= Eiichi Kawatei =

Eiichi Kawatei (川廷 栄一, Kawatei Eiichi) was a Japanese sports executive and sports journalist who was credited with promoting the sport of tennis in Japan and other parts of Asia. Kawatei also led the successful campaign to reintroduce as an Olympic sport in 1988. Tennis returned to the 1988 Summer Olympics a 64-year absence from the games. He also served as an Olympic Technical Delegate, overseeing all Tennis at the Summer Olympics events at each Summer Games since the sport's reintroduction the 1988 Seoul Olympics. He was asked to return as a delegate for the 2012 London Olympics, but could not attend due to declining health.

Kawatei was born in Ashiya City, Japan, on December 10, 1933.

He was an active member of the International Tennis Federation (ITF), the world governing body for tennis, for more than 30 years. He served as a member of the ITF's board of directors and Committee of Management. He also became the ITF's Vice President, Chairman of the Junior Competitions Committee, and Honorary Life Vice President. He was a member of the Japanese Olympic Committee from 1991 to 2003.

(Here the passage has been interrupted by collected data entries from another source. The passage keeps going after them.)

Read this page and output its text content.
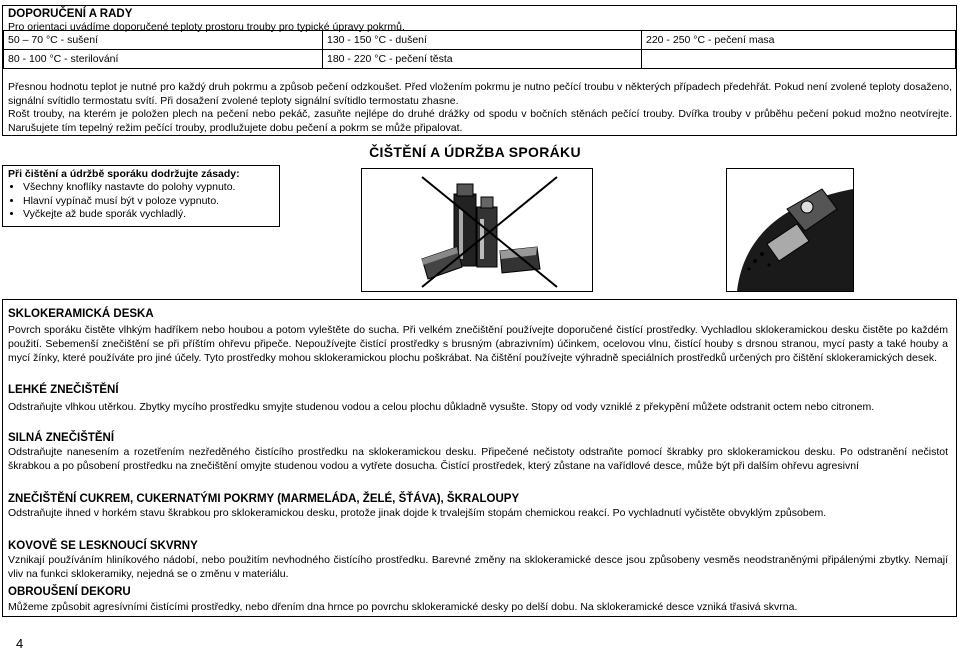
DOPORUČENÍ A RADY
Pro orientaci uvádíme doporučené teploty prostoru trouby pro typické úpravy pokrmů.
50 – 70 °C - sušení	130 - 150 °C - dušení	220 - 250 °C - pečení masa
80 - 100 °C - sterilování	180 - 220 °C - pečení těsta	
Přesnou hodnotu teplot je nutné pro každý druh pokrmu a způsob pečení odzkoušet. Před vložením pokrmu je nutno pečící troubu v některých případech předehřát. Pokud není zvolené teploty dosaženo, signální svítidlo termostatu svítí. Při dosažení zvolené teploty signální svítidlo termostatu zhasne.
Rošt trouby, na kterém je položen plech na pečení nebo pekáč, zasuňte nejlépe do druhé drážky od spodu v bočních stěnách pečící trouby. Dvířka trouby v průběhu pečení pokud možno neotvírejte. Narušujete tím tepelný režim pečící trouby, prodlužujete dobu pečení a pokrm se může připalovat.
ČIŠTĚNÍ A ÚDRŽBA SPORÁKU
Při čištění a údržbě sporáku dodržujte zásady:
• Všechny knoflíky nastavte do polohy vypnuto.
• Hlavní vypínač musí být v poloze vypnuto.
• Vyčkejte až bude sporák vychladlý.
SKLOKERAMICKÁ DESKA
Povrch sporáku čistěte vlhkým hadříkem nebo houbou a potom vyleštěte do sucha. Při velkém znečištění používejte doporučené čistící prostředky. Vychladlou sklokeramickou desku čistěte po každém použití. Sebemenší znečištění se při příštím ohřevu připeče. Nepoužívejte čistící prostředky s brusným (abrazivním) účinkem, ocelovou vlnu, čistící houby s drsnou stranou, mycí pasty a také houby a mycí žínky, které používáte pro jiné účely. Tyto prostředky mohou sklokeramickou plochu poškrábat. Na čištění používejte výhradně speciálních prostředků určených pro čištění sklokeramických desek.
LEHKÉ ZNEČIŠTĚNÍ
Odstraňujte vlhkou utěrkou. Zbytky mycího prostředku smyjte studenou vodou a celou plochu důkladně vysušte. Stopy od vody vzniklé z překypění můžete odstranit octem nebo citronem.
SILNÁ ZNEČIŠTĚNÍ
Odstraňujte nanesením a rozetřením nezředěného čistícího prostředku na sklokeramickou desku. Připečené nečistoty odstraňte pomocí škrabky pro sklokeramickou desku. Po odstranění nečistot škrabkou a po působení prostředku na znečištění omyjte studenou vodou a vytřete dosucha. Čistící prostředek, který zůstane na vařídlové desce, může být při dalším ohřevu agresivní
ZNEČIŠTĚNÍ CUKREM, CUKERNATÝMI POKRMY (MARMELÁDA, ŽELÉ, ŠŤÁVA), ŠKRALOUPY
Odstraňujte ihned v horkém stavu škrabkou pro sklokeramickou desku, protože jinak dojde k trvalejším stopám chemickou reakcí. Po vychladnutí vyčistěte obvyklým způsobem.
KOVOVĚ SE LESKNOUCÍ SKVRNY
Vznikají používáním hliníkového nádobí, nebo použitím nevhodného čistícího prostředku. Barevné změny na sklokeramické desce jsou způsobeny vesměs neodstraněnými připálenými zbytky. Nemají vliv na funkci sklokeramiky, nejedná se o změnu v materiálu.
OBROUŠENÍ DEKORU
Můžeme způsobit agresívními čistícími prostředky, nebo dřením dna hrnce po povrchu sklokeramické desky po delší dobu. Na sklokeramické desce vzniká třasivá skvrna.
4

In addition to his administrative work with tennis, Kawatei also worked as a sports journalist, tennis commentator and photographer. His writings and coverage of tennis appeared in books and magazines worldwide.

In 2012, Kawatei was awarded the International Olympic Committee's (IOC) highest honor, the Olympic Order of Merit. He was also the recipient of numerous other honors, including the Golden Achievement Award in 2005 from the International Tennis Federation and the International Tennis Hall of Fame, the Golden Olympic Ring Award, and the Chinese National Sports Federation Honorable Award.

Eiichi Kawatei died on August 3, 2013, at the age of 79.